Access to a huge walk-in cooler is not what I had in mind when I heard about the resources the East Side Enterprise Center (ESEC) is offering to entrepreneurs and businesses, but it turns out that the cooler and warehouse space are just what some local entrepreneurs need. In fact, when John Flory from Latino Economic Development Center (LEDC) saw the 4,000 square feet of warehouse and garage space with 2 loading docks and 5 overhead garage doors, he knew he had found the perfect site for the East Side Local Food Incubator.
At LEDC, John had been working with local immigrant farmers, realizing that there are several barriers to success. A lack of access to prime farmland was the first challenge for Hmong farmers. They formed the Hmong American Farmer’s Association (HAFA) and with the support of LEDC they were able to find an angel investor to buy 155 acres of farmland 15 minutes south of St. Paul. HAFA has arranged a long term lease for this land with the option to purchase it.
Another challenge for Hmong and Latino farmers is access to markets. One immigrant farm grew $40,000 of produce but was only able to sell $19,000 of it. At the same time, the Anglo farmers at Stone’s Throw Urban Farm were finding they couldn’t grow enough produce to meet the demands of the urban market. So Stone’s Throw Urban Farm in Minneapolis, Whetstone Farm in Windom, Agua Gorda Co-op in Long Prairie, Cala Farm in Turtle Lake, Wisc., and La Familia Co-op in New Richmond, Wisc., joined together to create Stone’s Throw Agricultural Co-operative. This marketing co-op acts as an intermediary so that buyers have one consistent contact person who connects them to all of the varied farm products from the member farms and HAFA. The co-op currently provides produce to a 200-member CSA and about 20 restaurants
However, this access to urban markets created a new challenge. Where would the urban farmers bring produce to be sorted and stored, and how would it get delivered to buyers? Many of the farmers of HAFA live on the East Side of St. Paul and they longed for a distribution facility nearby. LEDC realized that the warehouse and garage at ESEC were the perfect solution!
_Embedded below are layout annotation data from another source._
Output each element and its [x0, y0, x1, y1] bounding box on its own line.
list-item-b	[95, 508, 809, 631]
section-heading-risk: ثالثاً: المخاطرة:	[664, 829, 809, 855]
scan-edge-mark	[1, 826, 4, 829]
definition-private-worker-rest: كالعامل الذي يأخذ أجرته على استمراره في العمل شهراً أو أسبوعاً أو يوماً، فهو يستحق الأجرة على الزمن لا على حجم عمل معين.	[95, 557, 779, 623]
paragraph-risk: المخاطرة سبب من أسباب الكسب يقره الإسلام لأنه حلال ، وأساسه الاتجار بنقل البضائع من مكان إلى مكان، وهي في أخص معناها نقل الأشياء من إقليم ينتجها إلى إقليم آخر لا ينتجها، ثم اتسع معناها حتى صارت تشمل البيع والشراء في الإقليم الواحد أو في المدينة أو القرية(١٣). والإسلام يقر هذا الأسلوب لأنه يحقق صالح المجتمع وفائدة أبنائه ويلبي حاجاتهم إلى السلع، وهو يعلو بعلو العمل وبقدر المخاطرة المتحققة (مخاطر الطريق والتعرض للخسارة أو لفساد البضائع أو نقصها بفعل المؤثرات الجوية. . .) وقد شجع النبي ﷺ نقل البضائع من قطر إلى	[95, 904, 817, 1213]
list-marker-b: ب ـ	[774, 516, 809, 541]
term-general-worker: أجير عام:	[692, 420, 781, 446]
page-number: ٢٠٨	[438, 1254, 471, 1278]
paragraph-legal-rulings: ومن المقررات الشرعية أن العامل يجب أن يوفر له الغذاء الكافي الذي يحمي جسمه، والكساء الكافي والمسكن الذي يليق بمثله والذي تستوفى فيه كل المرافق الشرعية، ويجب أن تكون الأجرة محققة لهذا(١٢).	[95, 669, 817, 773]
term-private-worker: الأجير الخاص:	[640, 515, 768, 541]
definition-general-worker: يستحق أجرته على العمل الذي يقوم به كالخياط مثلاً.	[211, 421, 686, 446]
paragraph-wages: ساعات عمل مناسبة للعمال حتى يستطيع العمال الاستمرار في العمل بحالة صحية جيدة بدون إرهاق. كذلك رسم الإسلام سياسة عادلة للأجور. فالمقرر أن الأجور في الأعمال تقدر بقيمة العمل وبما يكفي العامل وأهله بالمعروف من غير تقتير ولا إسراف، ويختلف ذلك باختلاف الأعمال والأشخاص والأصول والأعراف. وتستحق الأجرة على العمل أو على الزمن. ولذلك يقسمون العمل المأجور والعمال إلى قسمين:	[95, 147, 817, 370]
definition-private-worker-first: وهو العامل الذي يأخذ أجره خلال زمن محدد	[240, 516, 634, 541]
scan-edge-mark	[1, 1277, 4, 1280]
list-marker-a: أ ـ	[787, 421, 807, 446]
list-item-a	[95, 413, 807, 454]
A Healthy Food Financing loan was used to install the large walk-in cooler for storing produce. The warehouse space is perfect for sorting, boxing, and additional storage. The garage is the ideal home for the refrigerated delivery van and truck purchased with federal and state grants. LEDC (an ESEC partner) holds the master lease for the warehouse and garage space and the offices above. They are leasing office space to three organizations connected to local food: Urban Oasis, Twin Cities Mobile Market, and Stone’s Throw Agricultural Co-operative. The marketing cooperative is leasing the van and truck as well as space in the cooler to provide services to its members and other farm groups. Additional space in the cooler will be available for lease by local grocery stores. The East Side Local Food Incubator is truly a place to nurture growing businesses. The terms of the financing loan allow the Incubator to charge below-market lease rates to farmers until they can afford market rates. And, yes, the Mobile Market, an MTC bus-turned-grocery store, will have a parking space in the garage and will load up with local produce from the cooler before heading out around the East Side and North Minneapolis.
Mexican immigrant farm laborers dream of owning their own farms. Hmong farmers long to have sustainable farms capable of financially supporting the entire family. Urban grocery stores, co-ops, and chefs long for fresh, local produce. Connecting the farmers and the buyers strengthens everybody’s business which is exactly what ESEC is all about – and that is why it is the perfect home for the East Side Local Food Incubator and their really huge cooler.